Ligado ao tema, o senador Marcos Rogério (DEM-RO) perguntou a Kassio sobre decisões do Supremo como o enquadramento do crime de homofobia como crime de racismo e a discussão de temas como aborto e drogas. Segundo Marcos Rogério, o Judiciário despreza nesses casos o devido processo legislativo e o papel do Congresso.

— Existem alguns temas sensíveis em nosso país acerca dos quais o Congresso Nacional por sua maioria legisla de forma negativa, ou seja, aprecia e rejeita proposições que sancionam determinadas condutas como aborto, uso de drogas e homofobia. A Supremo Corte deve ser a guardiã da Constituição e não subscritora — criticou o senador.

Em resposta, Kassio Marques preferiu não se posicionar especificamente sobre os temas para não ficar impedido de participar de futuros julgamentos, mas reafirmou que é um “garantista”.

— Por vezes, o garantista precisar ser ativista. Não é um progressista que está criando políticas públicas, mas também não se limita a declamar o texto frio da norma.

Terras indígenas

O senador Renan Calheiros (MDB-AL) abordou a questão indígena, e o artigo da Constituição que diz ser competência exclusiva do Congresso Nacional “autorizar, em terras indígenas, a exploração e o aproveitamento de recursos hídricos e a pesquisa e lavra de riquezas minerais”. Ele perguntou se o indicado concorda que o Poder Executivo e o Supremo Tribunal Federal podem deliberar acerca do assunto.

— Sobre a questão indígena, Vossa Excelência fala da autorização para exploração. Essa matéria está também sendo discutida, e eu peço permissão, pelas razões que esposei, para não me imiscuir, porque já há decisão nesse sentido, o limite dessa regulamentação, qual é a competência do Executivo, qual é a competência do Poder Legislativo em editar normas relativas a essa matéria — disse.

Lagosta

O senador Jorge Kajuru (Cidadania-GO) criticou o indicado por liberar uma licitação do STF para a compra de itens de luxo, como lagostas e vinhos premiados.

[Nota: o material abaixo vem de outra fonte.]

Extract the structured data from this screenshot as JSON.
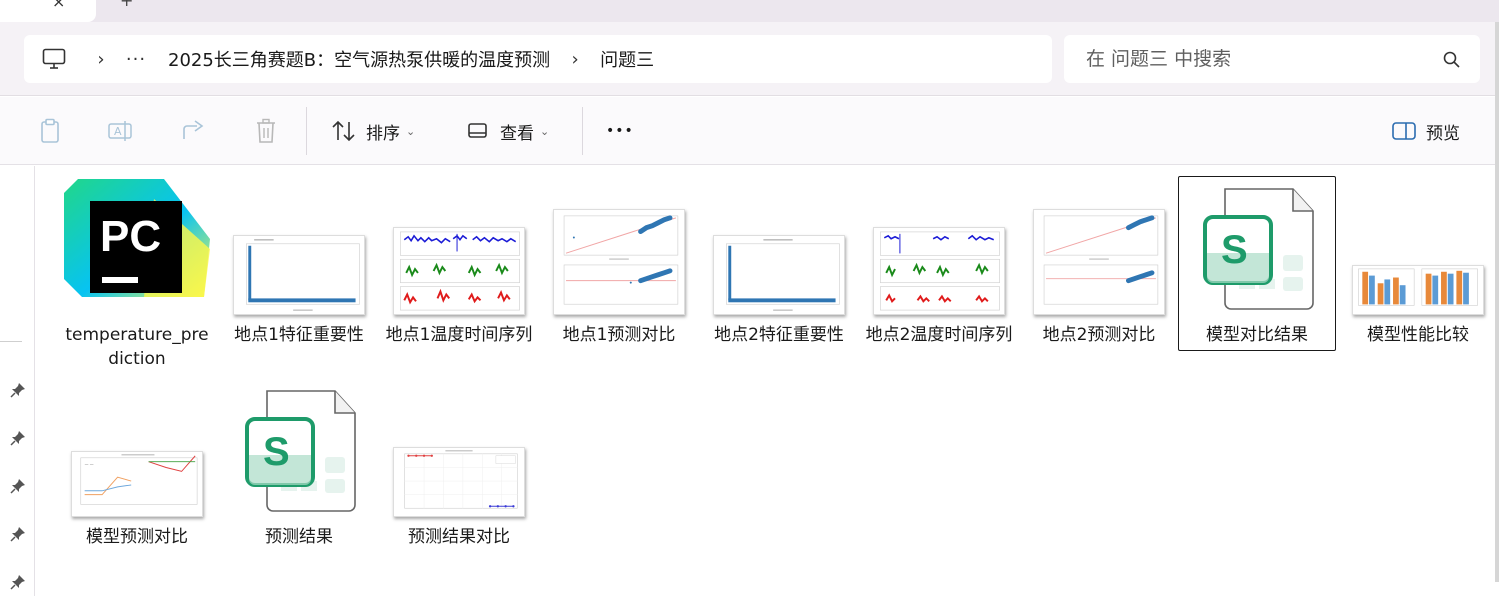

Kajuru disse que, embora legal, a decisão seria eticamente discutível, já que representou “a continuação de regalias revoltantes num país miserável”.

Kassio defendeu que não se pode confundir a alimentação rotineira dos ministros e servidores do tribunal com eventuais recepções de autoridades. Para esse tipo de evento, não seria possível contratar um restaurante e a licitação se faz necessária com certa antecedência, por isso a autorização.

— Essa licitação não é para almoço dos ministros, para lanche dos ministros. É feita como existe em todas as instituições brasileiras, para também bem receber convidados ilustres. E foi o que o Supremo fez. Ela foi inspirada em uma licitação do ministério das Relações Exteriores — justificou.